Inner stillness through physical exertion.

Runner's high

Rather limiting in its name, Runner's high occurs in any athlete. It is a beautiful point at which your activity stops feeling strenuous and becomes effortless. I have experienced this phenomenon through my multitude of sports.

Yes, you have to work hard to get there. Once you do, you will seek it thereafter.

On one particular day, I was 6 hours into a race, on a bike leg that followed a running stage. Running was not my strength, and I always used the mountain bike stages to make up my position.

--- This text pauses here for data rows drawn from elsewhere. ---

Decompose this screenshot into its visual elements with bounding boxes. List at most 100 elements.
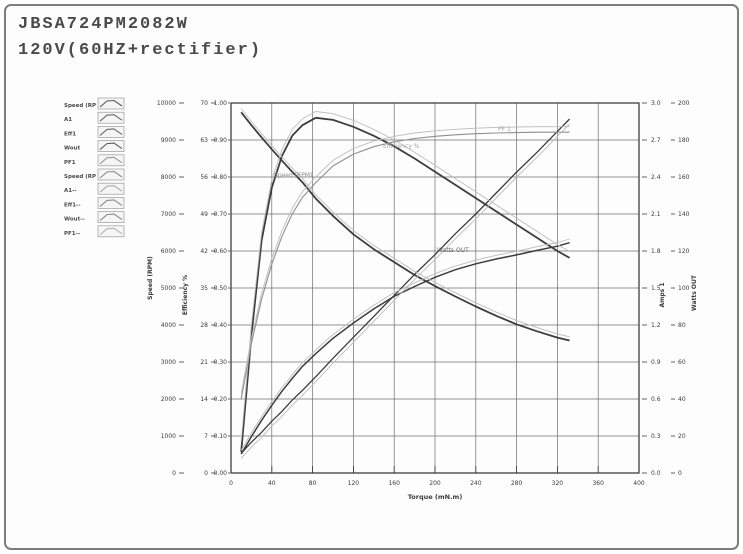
axis-tick-label: 14 <box>200 396 208 403</box>
axis-tick-label: 49 <box>200 211 208 218</box>
axis-tick-label: 2.7 <box>651 137 661 144</box>
model-title: JBSA724PM2082W <box>18 15 189 34</box>
axis-tick-label: 0.20 <box>214 396 228 403</box>
axis-tick-label: 60 <box>678 359 686 366</box>
legend-curve-icon <box>99 156 123 165</box>
curve-speed-rpm- <box>240 111 570 342</box>
legend-swatch-box <box>97 182 125 195</box>
axis-tick-label: 0.60 <box>214 248 228 255</box>
axis-tick-label: 0.3 <box>651 433 661 440</box>
axis-tick-label: 0.70 <box>214 211 228 218</box>
x-tick-label: 0 <box>229 480 233 487</box>
axis-tick-label: 20 <box>678 433 686 440</box>
plot-label: PF 1 <box>498 126 511 133</box>
axis-tick-label: 21 <box>200 359 208 366</box>
legend-curve-icon <box>99 142 123 151</box>
axis-tick-label: 1.2 <box>651 322 661 329</box>
axis-tick-label: 0.40 <box>214 322 228 329</box>
legend-curve-icon <box>99 185 123 193</box>
axis-tick-label: 1.5 <box>651 285 661 292</box>
legend-curve-icon <box>99 199 123 207</box>
x-tick-label: 360 <box>592 480 604 487</box>
axis-tick-label: 0.00 <box>214 470 228 477</box>
x-tick-label: 400 <box>633 480 645 487</box>
legend-label: PF1-- <box>64 231 80 237</box>
axis-tick-label: 1.8 <box>651 248 661 255</box>
axis-eff: 0 7 14 21 28 35 42 49 56 63 70 Efficiency % <box>182 100 216 477</box>
x-tick-label: 160 <box>388 480 400 487</box>
curve-a1- <box>240 123 570 459</box>
legend-label: Speed (RP <box>64 174 96 180</box>
legend-swatch-box <box>97 140 125 152</box>
axis-tick-label: 2.4 <box>651 174 661 181</box>
axis-tick-label: 0.50 <box>214 285 228 292</box>
axis-tick-label: 0.0 <box>651 470 661 477</box>
axis-tick-label: 140 <box>678 211 690 218</box>
axis-title-speed: Speed (RPM) <box>147 256 154 300</box>
axis-tick-label: 10000 <box>157 100 176 107</box>
legend-swatch-box <box>97 197 125 209</box>
curve-pf1- <box>240 126 570 394</box>
axis-tick-label: 80 <box>678 322 686 329</box>
legend-label: A1 <box>64 117 72 123</box>
axis-tick-label: 160 <box>678 174 690 181</box>
axis-tick-label: 0.6 <box>651 396 661 403</box>
x-tick-label: 200 <box>429 480 441 487</box>
curve-speed-rpm- <box>240 108 570 338</box>
x-tick-label: 320 <box>552 480 564 487</box>
axis-tick-label: 70 <box>200 100 208 107</box>
plot-label: Efficiency % <box>383 143 420 150</box>
axis-tick-label: 7000 <box>161 211 176 218</box>
axis-tick-label: 7 <box>204 433 208 440</box>
axis-tick-label: 56 <box>200 174 208 181</box>
axis-tick-label: 63 <box>200 137 208 144</box>
title-block: JBSA724PM2082W 120V(60HZ+rectifier) <box>18 12 262 64</box>
axis-pf: 0.00 0.10 0.20 0.30 0.40 0.50 0.60 0.70 0.80 0.90… <box>214 100 230 477</box>
axis-speed: 0 1000 2000 3000 4000 5000 6000 7000 8000 9000 100… <box>147 100 184 477</box>
legend-swatch-box <box>97 111 125 124</box>
axis-tick-label: 2000 <box>161 396 176 403</box>
legend-swatch-box <box>97 211 125 223</box>
legend-curve-icon <box>99 213 123 222</box>
x-tick-label: 40 <box>268 480 276 487</box>
report-window: JBSA724PM2082W 120V(60HZ+rectifier) 0 100… <box>4 4 739 550</box>
axis-tick-label: 0.30 <box>214 359 228 366</box>
axis-title-amps: Amps 1 <box>659 282 666 307</box>
axis-tick-label: 0 <box>172 470 176 477</box>
axis-tick-label: 40 <box>678 396 686 403</box>
axis-tick-label: 3000 <box>161 359 176 366</box>
axis-tick-label: 120 <box>678 248 690 255</box>
legend-label: A1-- <box>64 188 77 194</box>
axis-tick-label: 100 <box>678 285 690 292</box>
legend-label: Speed (RP <box>64 103 96 109</box>
legend-swatch-box <box>97 97 125 110</box>
axis-tick-label: 0.80 <box>214 174 228 181</box>
legend-curve-icon <box>99 128 123 136</box>
x-tick-label: 280 <box>511 480 523 487</box>
axis-watts: 0 20 40 60 80 100 120 140 160 180 200 Watts OUT <box>671 100 698 477</box>
axis-tick-label: 6000 <box>161 248 176 255</box>
axis-tick-label: 0 <box>204 470 208 477</box>
plot-label: Speed (RPM) <box>274 172 312 179</box>
chart-series <box>240 108 571 459</box>
legend-label: Eff1 <box>64 131 76 137</box>
legend-curve-icon <box>99 227 123 236</box>
axis-tick-label: 4000 <box>161 322 176 329</box>
legend-curve-icon <box>99 114 123 122</box>
x-tick-label: 240 <box>470 480 482 487</box>
axis-tick-label: 0.9 <box>651 359 661 366</box>
legend-swatch-box <box>97 126 125 138</box>
axis-tick-label: 180 <box>678 137 690 144</box>
curve-wout <box>240 241 570 455</box>
axis-tick-label: 0.10 <box>214 433 228 440</box>
performance-chart: 0100020003000400050006000700080009000100… <box>64 97 698 501</box>
axis-tick-label: 0.90 <box>214 137 228 144</box>
voltage-title: 120V(60HZ+rectifier) <box>18 41 263 60</box>
axis-amps: 0.0 0.3 0.6 0.9 1.2 1.5 1.8 2.1 2.4 2.7 3.0 Amps 1 <box>642 100 666 477</box>
legend-swatch-box <box>97 154 125 167</box>
x-axis: 0 40 80 120 160 200 240 280 320 360 400 Torque (mN.… <box>229 466 645 501</box>
x-tick-label: 120 <box>348 480 360 487</box>
legend-curve-icon <box>99 170 123 179</box>
plot-label: Watts OUT <box>437 247 469 254</box>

Regardless, it was a hard effort followed by a, relatively speaking, less strenuous one. All of a sudden my body switched into that dreamy state. Every move I needed the bike to make, it made without my asking. Every hill I ate up, every descent I nailed.

Let me tell you, it is the most amazing place to be, and I believe it represents the pinnacle of human physicality.

Please, exercise for the sake of experiencing the perfection of what your body can do. I promise, it will take you amazing places, all you have to do is ask.

If my passion for fitness hasn't shown through yet, I don't know what else I can say.

Get moving!

And stay tuned. I am really enjoying using this space as my outlet, and I sincerely hope you enjoy reading what I have to say. I want you to find motivation and solace here, because it's not an easy road to take. In fact, it's a damn hard one.

In a world where simply living is becoming easier and more comfortable, we are in ever increasing danger of not pushing ourselves enough. So push ahead, feel, hurt, agonize, and triumph. In the end, any and all experience is a triumph in itself as it means we are truly alive.